Inertial frame of reference At the spatial and temporal scales of interest to this class the effects of the earth’s rotation will not be considered. Will illustrate this with a discussion of the effect of the earth’s rotation on short scale beach waves vs. large scale tidal currents
Only Real numbers are needed to describe geologic features and mathematical models Give a basic background on complex numbers (e.g. cover section 2.1-2.5 of Boas) to deal with the exceptional times we will have to deal with complex numbers.

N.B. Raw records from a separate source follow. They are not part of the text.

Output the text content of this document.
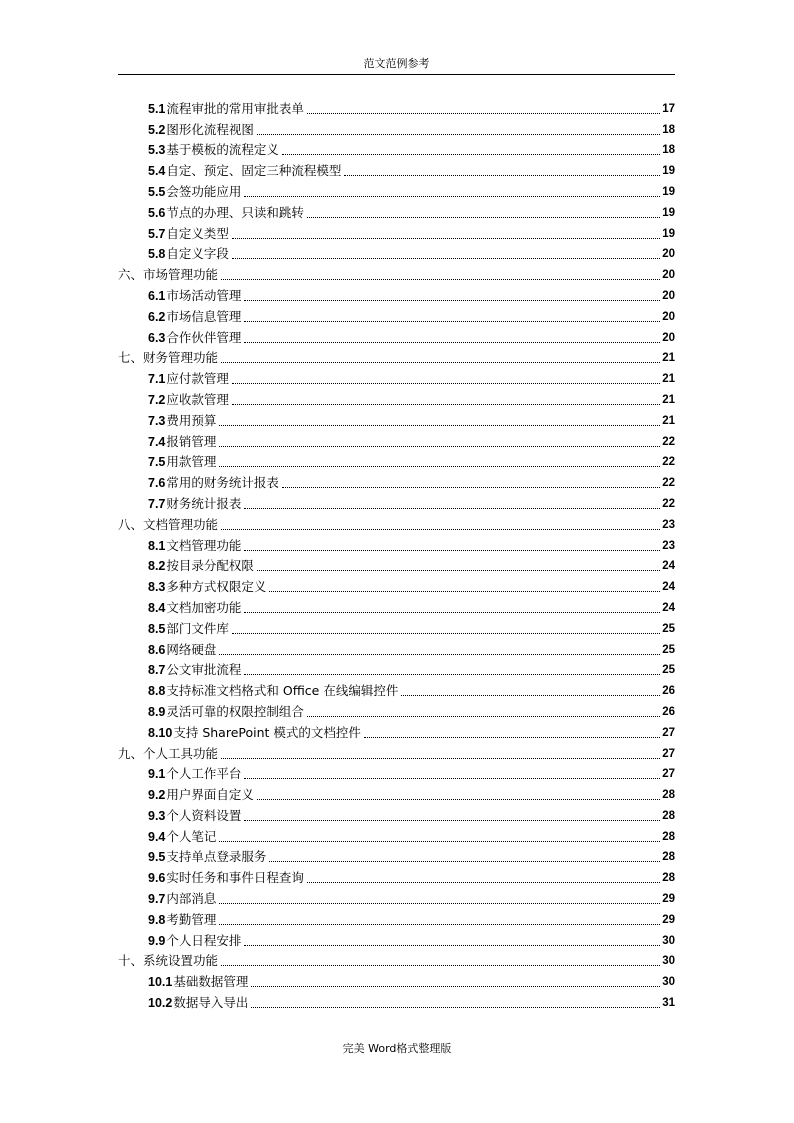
范文范例参考
5.1 流程审批的常用审批表单	17
5.2 图形化流程视图	18
5.3 基于模板的流程定义	18
5.4 自定、预定、固定三种流程模型	19
5.5 会签功能应用	19
5.6 节点的办理、只读和跳转	19
5.7 自定义类型	19
5.8 自定义字段	20
六、市场管理功能	20
6.1 市场活动管理	20
6.2 市场信息管理	20
6.3 合作伙伴管理	20
七、财务管理功能	21
7.1 应付款管理	21
7.2 应收款管理	21
7.3 费用预算	21
7.4 报销管理	22
7.5 用款管理	22
7.6 常用的财务统计报表	22
7.7 财务统计报表	22
八、文档管理功能	23
8.1 文档管理功能	23
8.2 按目录分配权限	24
8.3 多种方式权限定义	24
8.4 文档加密功能	24
8.5 部门文件库	25
8.6 网络硬盘	25
8.7 公文审批流程	25
8.8 支持标准文档格式和 Office 在线编辑控件	26
8.9 灵活可靠的权限控制组合	26
8.10 支持 SharePoint 模式的文档控件	27
九、个人工具功能	27
9.1 个人工作平台	27
9.2 用户界面自定义	28
9.3 个人资料设置	28
9.4 个人笔记	28
9.5 支持单点登录服务	28
9.6 实时任务和事件日程查询	28
9.7 内部消息	29
9.8 考勤管理	29
9.9 个人日程安排	30
十、系统设置功能	30
10.1 基础数据管理	30
10.2 数据导入导出	31
完美 Word格式整理版
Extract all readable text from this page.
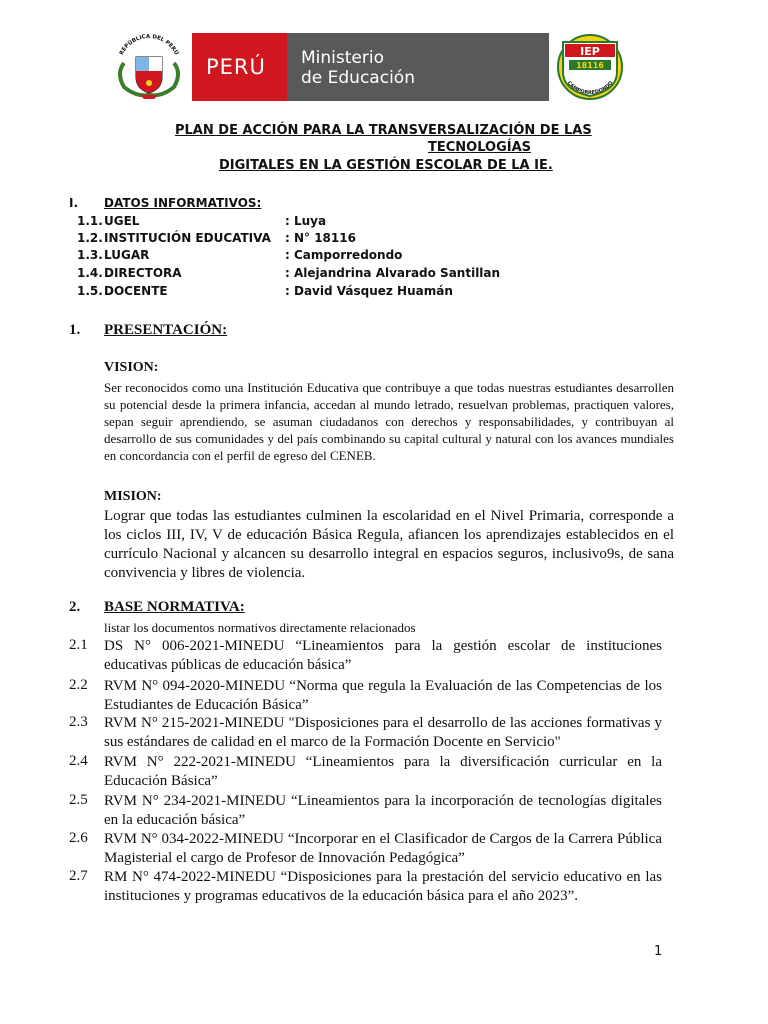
REPÚBLICA DEL PERÚ
PERÚ Ministerio
de Educación
IEP
18116
CAMPORREDONDO
PLAN DE ACCIÓN PARA LA TRANSVERSALIZACIÓN DE LAS
TECNOLOGÍAS
DIGITALES EN LA GESTIÓN ESCOLAR DE LA IE.
I. DATOS INFORMATIVOS:
1.1. UGEL	: Luya
1.2. INSTITUCIÓN EDUCATIVA : N° 18116
1.3. LUGAR	: Camporredondo
1.4. DIRECTORA	: Alejandrina Alvarado Santillan
1.5. DOCENTE	: David Vásquez Huamán
1. PRESENTACIÓN:
VISION:
Ser reconocidos como una Institución Educativa que contribuye a que todas nuestras estudiantes desarrollen su potencial desde la primera infancia, accedan al mundo letrado, resuelvan problemas, practiquen valores, sepan seguir aprendiendo, se asuman ciudadanos con derechos y responsabilidades, y contribuyan al desarrollo de sus comunidades y del país combinando su capital cultural y natural con los avances mundiales en concordancia con el perfil de egreso del CENEB.
MISION:
Lograr que todas las estudiantes culminen la escolaridad en el Nivel Primaria, corresponde a los ciclos III, IV, V de educación Básica Regula, afiancen los aprendizajes establecidos en el currículo Nacional y alcancen su desarrollo integral en espacios seguros, inclusivo9s, de sana convivencia y libres de violencia.
2. BASE NORMATIVA:
listar los documentos normativos directamente relacionados
2.1 DS N° 006-2021-MINEDU “Lineamientos para la gestión escolar de instituciones educativas públicas de educación básica”
2.2 RVM N° 094-2020-MINEDU “Norma que regula la Evaluación de las Competencias de los Estudiantes de Educación Básica”
2.3 RVM N° 215-2021-MINEDU "Disposiciones para el desarrollo de las acciones formativas y sus estándares de calidad en el marco de la Formación Docente en Servicio"
2.4 RVM N° 222-2021-MINEDU “Lineamientos para la diversificación curricular en la Educación Básica”
2.5 RVM N° 234-2021-MINEDU “Lineamientos para la incorporación de tecnologías digitales en la educación básica”
2.6 RVM N° 034-2022-MINEDU “Incorporar en el Clasificador de Cargos de la Carrera Pública Magisterial el cargo de Profesor de Innovación Pedagógica”
2.7 RM N° 474-2022-MINEDU “Disposiciones para la prestación del servicio educativo en las instituciones y programas educativos de la educación básica para el año 2023”.
1
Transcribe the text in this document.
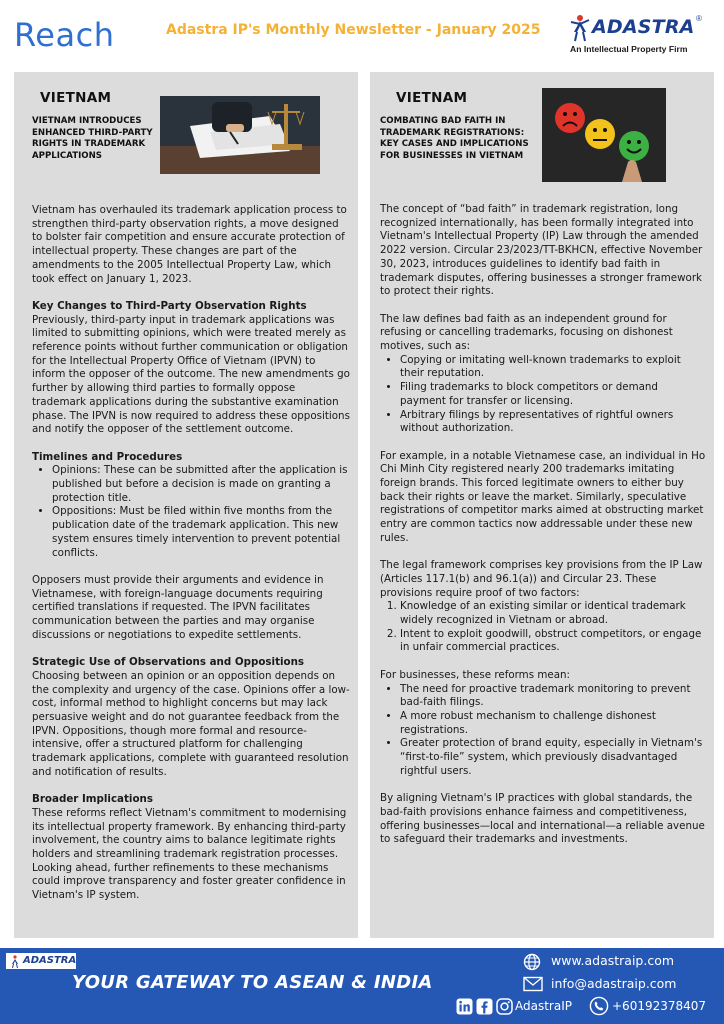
Reach	Adastra IP's Monthly Newsletter - January 2025	ADASTRA ®
An Intellectual Property Firm
VIETNAM
VIETNAM INTRODUCES ENHANCED THIRD-PARTY RIGHTS IN TRADEMARK APPLICATIONS

Vietnam has overhauled its trademark application process to strengthen third-party observation rights, a move designed to bolster fair competition and ensure accurate protection of intellectual property. These changes are part of the amendments to the 2005 Intellectual Property Law, which took effect on January 1, 2023.

Key Changes to Third-Party Observation Rights

Previously, third-party input in trademark applications was limited to submitting opinions, which were treated merely as reference points without further communication or obligation for the Intellectual Property Office of Vietnam (IPVN) to inform the opposer of the outcome. The new amendments go further by allowing third parties to formally oppose trademark applications during the substantive examination phase. The IPVN is now required to address these oppositions and notify the opposer of the settlement outcome.

Timelines and Procedures
• Opinions: These can be submitted after the application is published but before a decision is made on granting a protection title.
• Oppositions: Must be filed within five months from the publication date of the trademark application. This new system ensures timely intervention to prevent potential conflicts.

Opposers must provide their arguments and evidence in Vietnamese, with foreign-language documents requiring certified translations if requested. The IPVN facilitates communication between the parties and may organise discussions or negotiations to expedite settlements.

Strategic Use of Observations and Oppositions

Choosing between an opinion or an opposition depends on the complexity and urgency of the case. Opinions offer a low-cost, informal method to highlight concerns but may lack persuasive weight and do not guarantee feedback from the IPVN. Oppositions, though more formal and resource-intensive, offer a structured platform for challenging trademark applications, complete with guaranteed resolution and notification of results.

Broader Implications

These reforms reflect Vietnam's commitment to modernising its intellectual property framework. By enhancing third-party involvement, the country aims to balance legitimate rights holders and streamlining trademark registration processes. Looking ahead, further refinements to these mechanisms could improve transparency and foster greater confidence in Vietnam's IP system.

VIETNAM
COMBATING BAD FAITH IN TRADEMARK REGISTRATIONS: KEY CASES AND IMPLICATIONS FOR BUSINESSES IN VIETNAM

The concept of “bad faith” in trademark registration, long recognized internationally, has been formally integrated into Vietnam's Intellectual Property (IP) Law through the amended 2022 version. Circular 23/2023/TT-BKHCN, effective November 30, 2023, introduces guidelines to identify bad faith in trademark disputes, offering businesses a stronger framework to protect their rights.

The law defines bad faith as an independent ground for refusing or cancelling trademarks, focusing on dishonest motives, such as:
• Copying or imitating well-known trademarks to exploit their reputation.
• Filing trademarks to block competitors or demand payment for transfer or licensing.
• Arbitrary filings by representatives of rightful owners without authorization.

For example, in a notable Vietnamese case, an individual in Ho Chi Minh City registered nearly 200 trademarks imitating foreign brands. This forced legitimate owners to either buy back their rights or leave the market. Similarly, speculative registrations of competitor marks aimed at obstructing market entry are common tactics now addressable under these new rules.

The legal framework comprises key provisions from the IP Law (Articles 117.1(b) and 96.1(a)) and Circular 23. These provisions require proof of two factors:
1. Knowledge of an existing similar or identical trademark widely recognized in Vietnam or abroad.
2. Intent to exploit goodwill, obstruct competitors, or engage in unfair commercial practices.
For businesses, these reforms mean:
• The need for proactive trademark monitoring to prevent bad-faith filings.
• A more robust mechanism to challenge dishonest registrations.
• Greater protection of brand equity, especially in Vietnam's “first-to-file” system, which previously disadvantaged rightful users.

By aligning Vietnam's IP practices with global standards, the bad-faith provisions enhance fairness and competitiveness, offering businesses—local and international—a reliable avenue to safeguard their trademarks and investments.

ADASTRA
YOUR GATEWAY TO ASEAN & INDIA
www.adastraip.com
info@adastraip.com
AdastraIP	+60192378407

Examples will only consider materials with homogeneous and isotropic properties Lead a discussion on the limitations imposed by these restrictions and why they are some times necessary
Deterministic Newtonian world Note at the scale we will be working with we will neglect relativistic effects. We will also explore the world of random variables and the meaning of ‘real’ random events in nature (e.g. the probability for a given uranium atom to decay ) as. the more Bayesian idea that probability is a measure of uncertainty regarding ones knowledge of the physical world.
Emphasize only reasonable (i.e. real valued, full rank with distinct eigenvalues) matrixes When needed discuss: matrix multiplication and manipulations, matrix inverses, definition of rank, determinates, Gaussian elimination, and determination of eigenvalues-eigenvectors.